Levantamento da Real Time ouviu 2.000 pessoas entre os dias 29 e 30 de maio

Pesquisa divulgada nesta segunda-feira (1º) pelo Instituto Real Time Big Data mostra o presidente Luiz Inácio Lula da Silva (PT) na liderança das intenções de voto para o primeiro turno das eleições presidenciais de 2026 em todos os cenários testados. A pesquisa foi feita após a revelação do áudio de Flávio Bolsonaro a Daniel Vorcaro e da classificação do CV e do PCC como terroristas pelos EUA.

No principal cenário avaliado, Lula aparece com 38% das intenções de voto, seguido por Flávio Bolsonaro (PL), com 31%. Na sequência estão Renan Santos (Missão) e Ronaldo Caiado (PSD), ambos com 6%, Romeu Zema (Novo), com 4%, Aécio Neves (PSDB) e Joaquim Barbosa (DC), com 3% cada, e Augusto Cury (Avante), com 1%.

Outros candidatos somados alcançam 1% das intenções de voto. Brancos e nulos representam 3%, enquanto 4% dos entrevistados disseram não saber ou preferiram não responder.

Na simulação de segundo turno, o presidente Lula aparece com 45% das intenções de voto, contra 40% de Flávio Bolsonaro. Brancos e nulos somam 8% e 7% não sabem ou não responderam. Comparado ao último levantamento do mesmo instituto, Lula subiu dois pontos e Flávio Bolsonaro perdeu quatro.

Em cenário de segundo turno contra Ronaldo Caiado, Lula aparece numericamente empatado com o ex-governador de Goiás, com os dois marcando 43%. Contra Romeu Zema (Novo), ex-governador de Minas Gerais, Lula tem três pontos percentuais de vantagem: 43% contra 40%.

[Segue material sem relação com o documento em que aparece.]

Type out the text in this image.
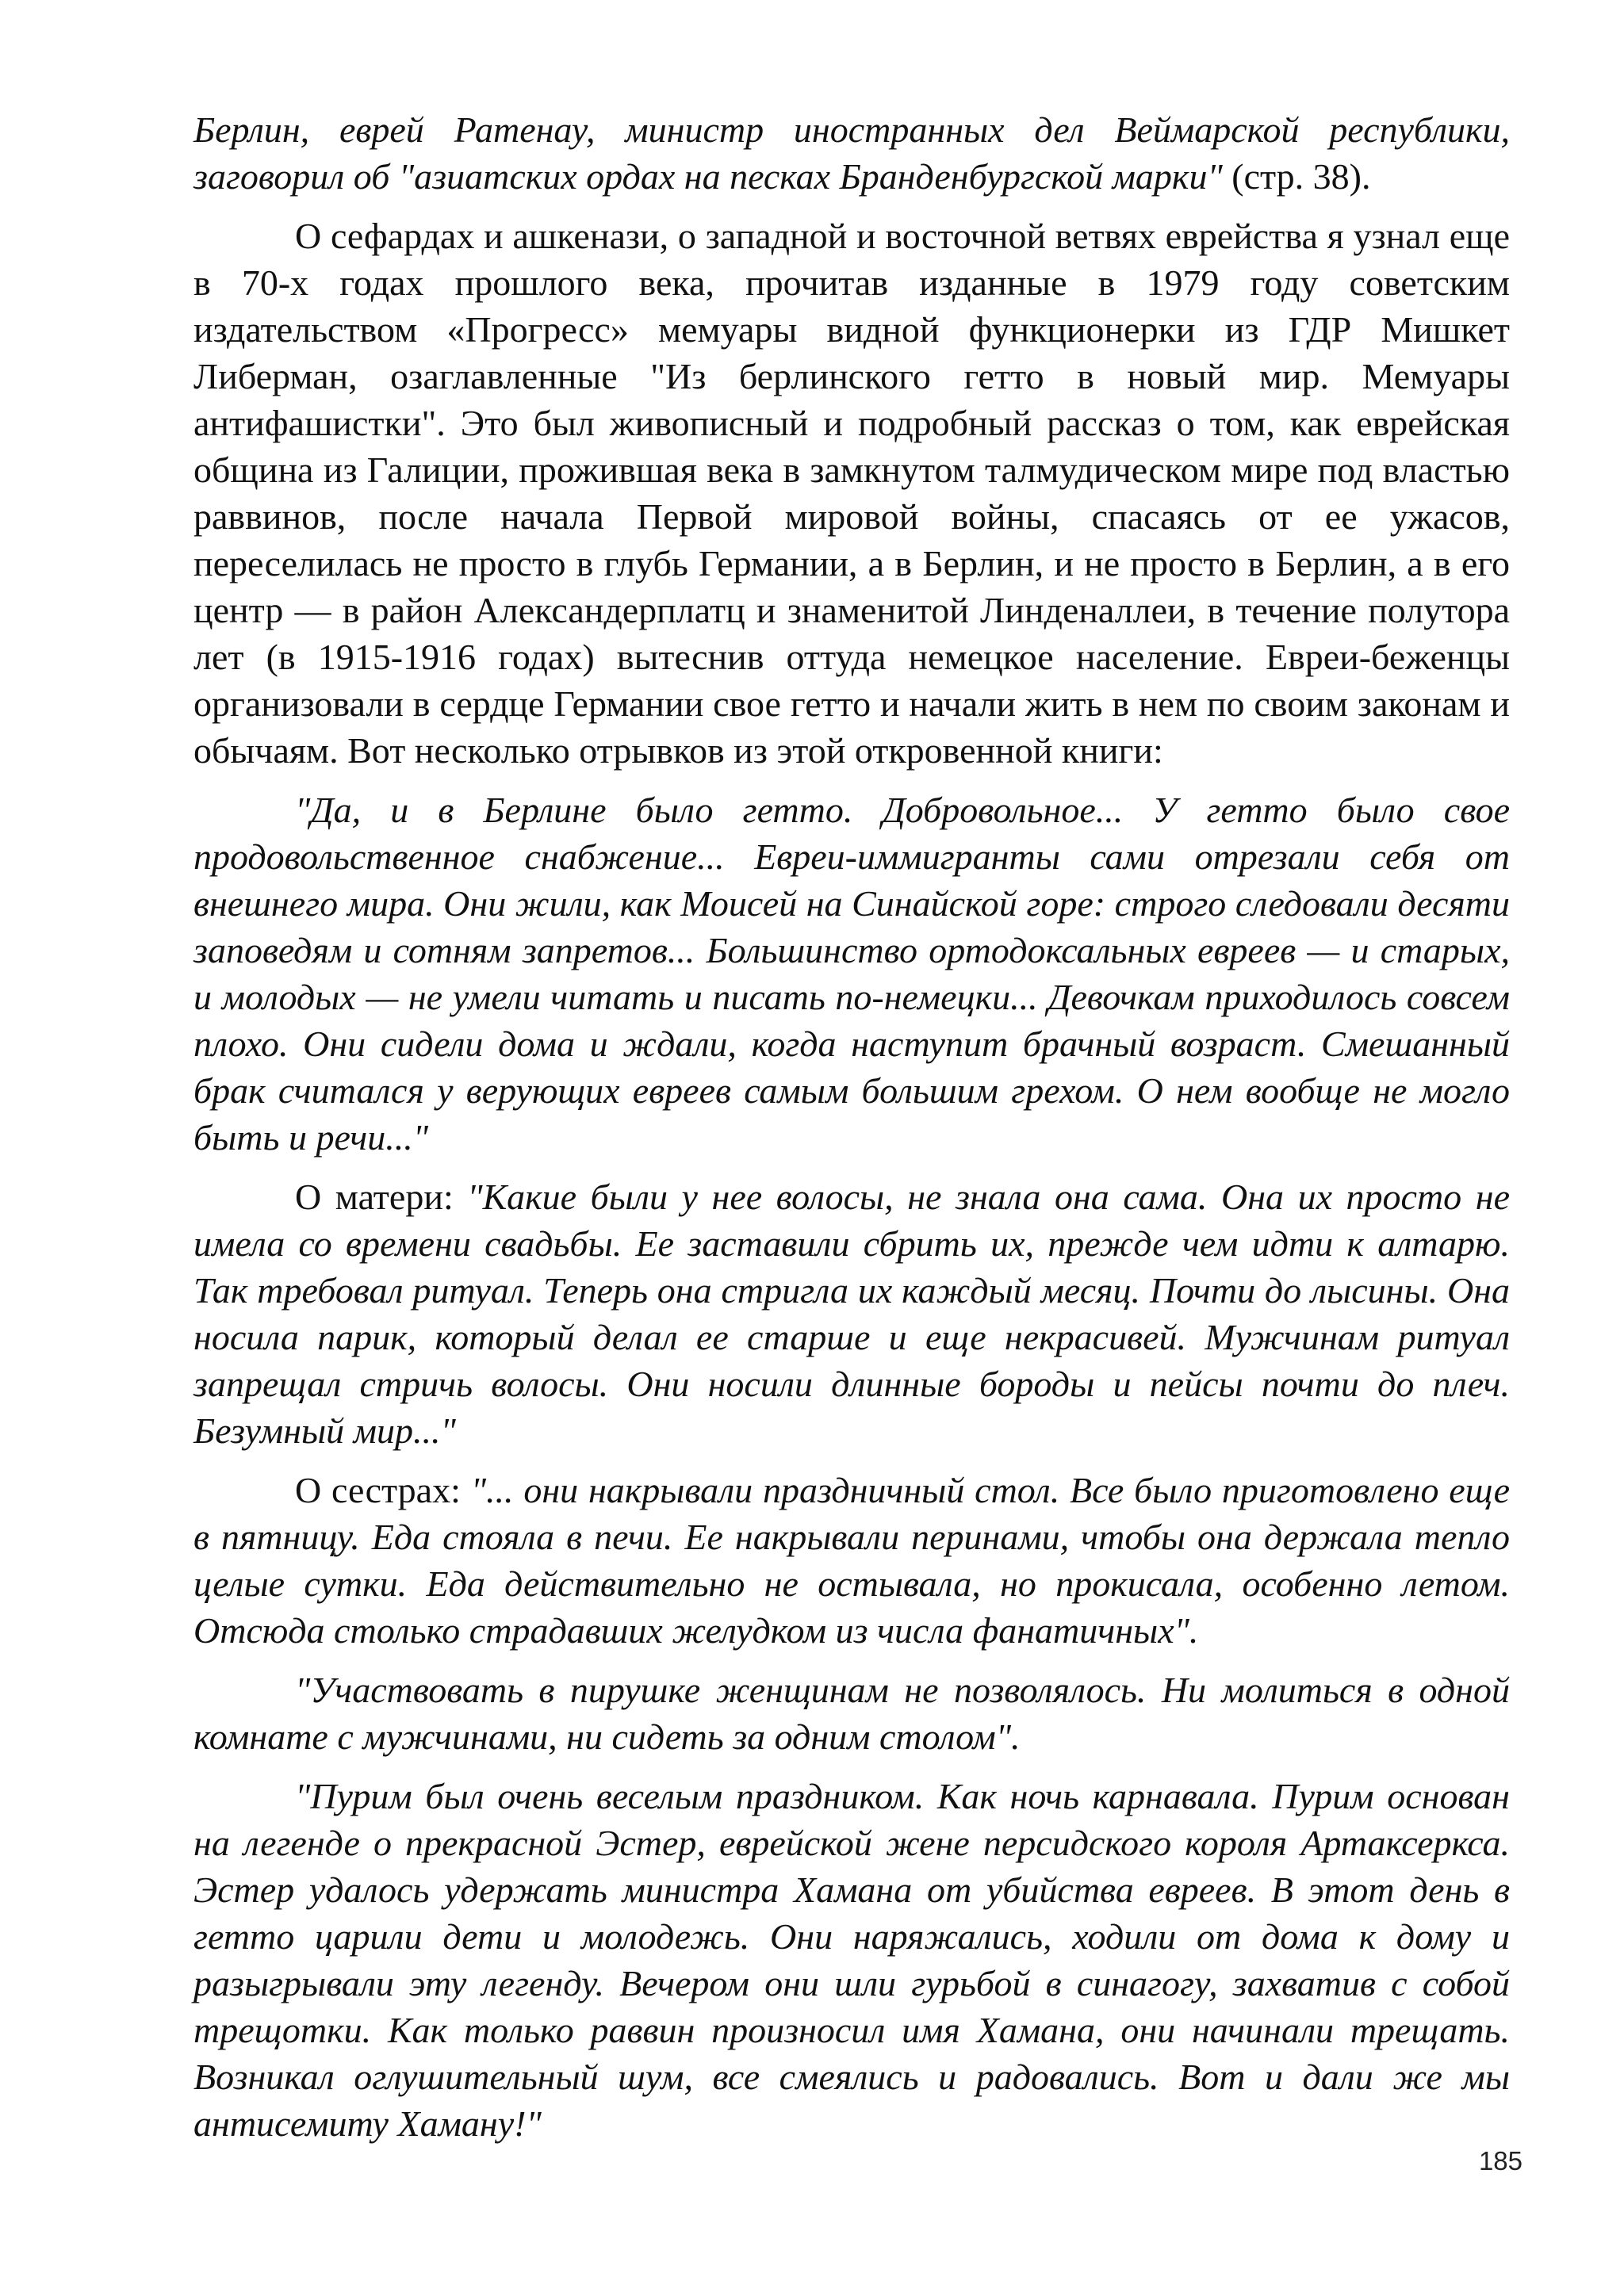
Берлин, еврей Ратенау, министр иностранных дел Веймарской республики, заговорил об "азиатских ордах на песках Бранденбургской марки" (стр. 38).

О сефардах и ашкенази, о западной и восточной ветвях еврейства я узнал еще в 70-х годах прошлого века, прочитав изданные в 1979 году советским издательством «Прогресс» мемуары видной функционерки из ГДР Мишкет Либерман, озаглавленные "Из берлинского гетто в новый мир. Мемуары антифашистки". Это был живописный и подробный рассказ о том, как еврейская община из Галиции, прожившая века в замкнутом талмудическом мире под властью раввинов, после начала Первой мировой войны, спасаясь от ее ужасов, переселилась не просто в глубь Германии, а в Берлин, и не просто в Берлин, а в его центр — в район Александерплатц и знаменитой Линденаллеи, в течение полутора лет (в 1915-1916 годах) вытеснив оттуда немецкое население. Евреи-беженцы организовали в сердце Германии свое гетто и начали жить в нем по своим законам и обычаям. Вот несколько отрывков из этой откровенной книги:

"Да, и в Берлине было гетто. Добровольное... У гетто было свое продовольственное снабжение... Евреи-иммигранты сами отрезали себя от внешнего мира. Они жили, как Моисей на Синайской горе: строго следовали десяти заповедям и сотням запретов... Большинство ортодоксальных евреев — и старых, и молодых — не умели читать и писать по-немецки... Девочкам приходилось совсем плохо. Они сидели дома и ждали, когда наступит брачный возраст. Смешанный брак считался у верующих евреев самым большим грехом. О нем вообще не могло быть и речи..."

О матери: "Какие были у нее волосы, не знала она сама. Она их просто не имела со времени свадьбы. Ее заставили сбрить их, прежде чем идти к алтарю. Так требовал ритуал. Теперь она стригла их каждый месяц. Почти до лысины. Она носила парик, который делал ее старше и еще некрасивей. Мужчинам ритуал запрещал стричь волосы. Они носили длинные бороды и пейсы почти до плеч. Безумный мир..."

О сестрах: "... они накрывали праздничный стол. Все было приготовлено еще в пятницу. Еда стояла в печи. Ее накрывали перинами, чтобы она держала тепло целые сутки. Еда действительно не остывала, но прокисала, особенно летом. Отсюда столько страдавших желудком из числа фанатичных".

"Участвовать в пирушке женщинам не позволялось. Ни молиться в одной комнате с мужчинами, ни сидеть за одним столом".

"Пурим был очень веселым праздником. Как ночь карнавала. Пурим основан на легенде о прекрасной Эстер, еврейской жене персидского короля Артаксеркса. Эстер удалось удержать министра Хамана от убийства евреев. В этот день в гетто царили дети и молодежь. Они наряжались, ходили от дома к дому и разыгрывали эту легенду. Вечером они шли гурьбой в синагогу, захватив с собой трещотки. Как только раввин произносил имя Хамана, они начинали трещать. Возникал оглушительный шум, все смеялись и радовались. Вот и дали же мы антисемиту Хаману!"

185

Na disputa com Renan Santos (Missão), Lula vence por 46% contra 30%. Contra o deputado federal Aécio Neves (PSDB), o petista tem a maior vantagem e vence de 47% contra 23%.

Em um segundo cenário de primeiro turno, que inclui Aldo Rebelo (DC) no lugar de Joaquim Barbosa, Lula mantém os mesmos 38% das intenções de voto e Flávio Bolsonaro permanece com 31%. Renan Santos e Ronaldo Caiado registram 6% cada, Romeu Zema sobe para 5%, Aécio Neves alcança 3%, enquanto Aldo Rebelo e Augusto Cury aparecem com 1% cada.

Nesse cenário, os votos em outros candidatos também somam 1%, os brancos e nulos permanecem em 3% e os indecisos representam 5%.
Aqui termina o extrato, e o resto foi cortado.